Daniela Posted 19 Sep 2005 , 7:56pm
post #52 of 707

I think this article is going to be a success. Buttercream is soooooooo good and I'm sure there are a million different ways to make it depending on your taste so I can't wait to read the article. icon_biggrin.gif

mcginnis Posted 28 Sep 2005 , 2:46pm
post #53 of 707

Again, what a lot of great ideas from everyone!

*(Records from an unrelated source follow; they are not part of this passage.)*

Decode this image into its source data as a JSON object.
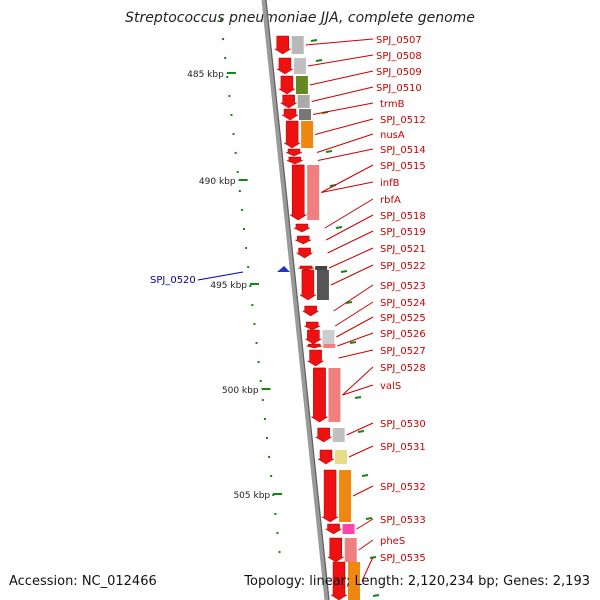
{
  "title": "Streptococcus pneumoniae JJA, complete genome",
  "footer": {
    "accession": "Accession: NC_012466",
    "topology": "Topology: linear; Length: 2,120,234 bp; Genes: 2,193"
  },
  "colors": {
    "cds": "#ee1111",
    "gene_label": "#cc0000",
    "highlight": "#0000aa",
    "tick": "#118811",
    "backbone": "#888888"
  },
  "ruler": {
    "labels": [
      "485 kbp",
      "490 kbp",
      "495 kbp",
      "500 kbp",
      "505 kbp"
    ]
  },
  "highlight_gene": "SPJ_0520",
  "genes": [
    {
      "label": "SPJ_0507"
    },
    {
      "label": "SPJ_0508"
    },
    {
      "label": "SPJ_0509"
    },
    {
      "label": "SPJ_0510"
    },
    {
      "label": "trmB"
    },
    {
      "label": "SPJ_0512"
    },
    {
      "label": "nusA"
    },
    {
      "label": "SPJ_0514"
    },
    {
      "label": "SPJ_0515"
    },
    {
      "label": "infB"
    },
    {
      "label": "rbfA"
    },
    {
      "label": "SPJ_0518"
    },
    {
      "label": "SPJ_0519"
    },
    {
      "label": "SPJ_0521"
    },
    {
      "label": "SPJ_0522"
    },
    {
      "label": "SPJ_0523"
    },
    {
      "label": "SPJ_0524"
    },
    {
      "label": "SPJ_0525"
    },
    {
      "label": "SPJ_0526"
    },
    {
      "label": "SPJ_0527"
    },
    {
      "label": "SPJ_0528"
    },
    {
      "label": "valS"
    },
    {
      "label": "SPJ_0530"
    },
    {
      "label": "SPJ_0531"
    },
    {
      "label": "SPJ_0532"
    },
    {
      "label": "SPJ_0533"
    },
    {
      "label": "pheS"
    },
    {
      "label": "SPJ_0535"
    }
  ]
}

I have a question about buttercream that may help others as well.
Is there a good receipe, (that dosen't crust up), that will hold up well in room temp after taking it out of the freezer?
I have a big problem with condensation on the cake, and it happens every single time!
Thanks!
mcginnis(lisa)

mcginnis Posted 28 Sep 2005 , 2:51pm
post #54 of 707

Hello everyone,

I have a tip on how to make rich tasting chocolate buttercream.
I use to use cocoa and found that it just didn't taste up to par. I then decided to melt a whole bag of chocolate chips and add that to my frosting batter.
It tasted great!
Be careful though, the chocolate acts as a thinning agent, so I deleted the milk from my receipe so that the frosting wasn't too thin. It worked great!
lisa (mcginnis)

finally928 Posted 29 Sep 2005 , 6:20pm
post #55 of 707
Quote:
Originally Posted by sheilaattaway

Has anyone tried the upside down trick in the articles. It is the best ever. I have a hard time spreading butter cream evenly, i hate not having a perfect, smooth cake. This is the best trick ever. Everyone should try it.





icon_confused.gif
Seeing as I need all the help i can get w/ my frostings, I would love to hear what this is!!

Thanks!

ncdessertdiva Posted 5 Oct 2005 , 5:52pm
post #56 of 707

I have a great flavor combination for buttercream frosting - use 1/3 tsp of vanilla flavoring, 1/3 butter flavoring and 1/3 almond flavoring. That is the basic measurement for one pound of buttercream (using 1 cup of Crisco and 1 lb of confectioner's sugar). I adjust to taste and consistency if I have to add more confectioners sugar or liquid to the frosting.

finally928 Posted 5 Oct 2005 , 6:00pm
post #57 of 707

I've heard of that -- i think some people call that "Snow White Buttercream" ....

CakemanOH Posted 11 Oct 2005 , 2:57am
post #58 of 707

If you want to get away from the greasy tase of Crisco then switch to Hi Ratio and add an icing base. It puts crisco and butter to shame and does not break down like crisco.

cocopuff Posted 11 Oct 2005 , 3:08am
post #59 of 707

Ceculsk,

What's an icing base?

CakemanOH Posted 11 Oct 2005 , 3:09am
post #60 of 707

If you want to get away from the greasy tase of Crisco then switch to Hi Ratio and add an icing base. It puts crisco and butter to shame and does not break down like crisco.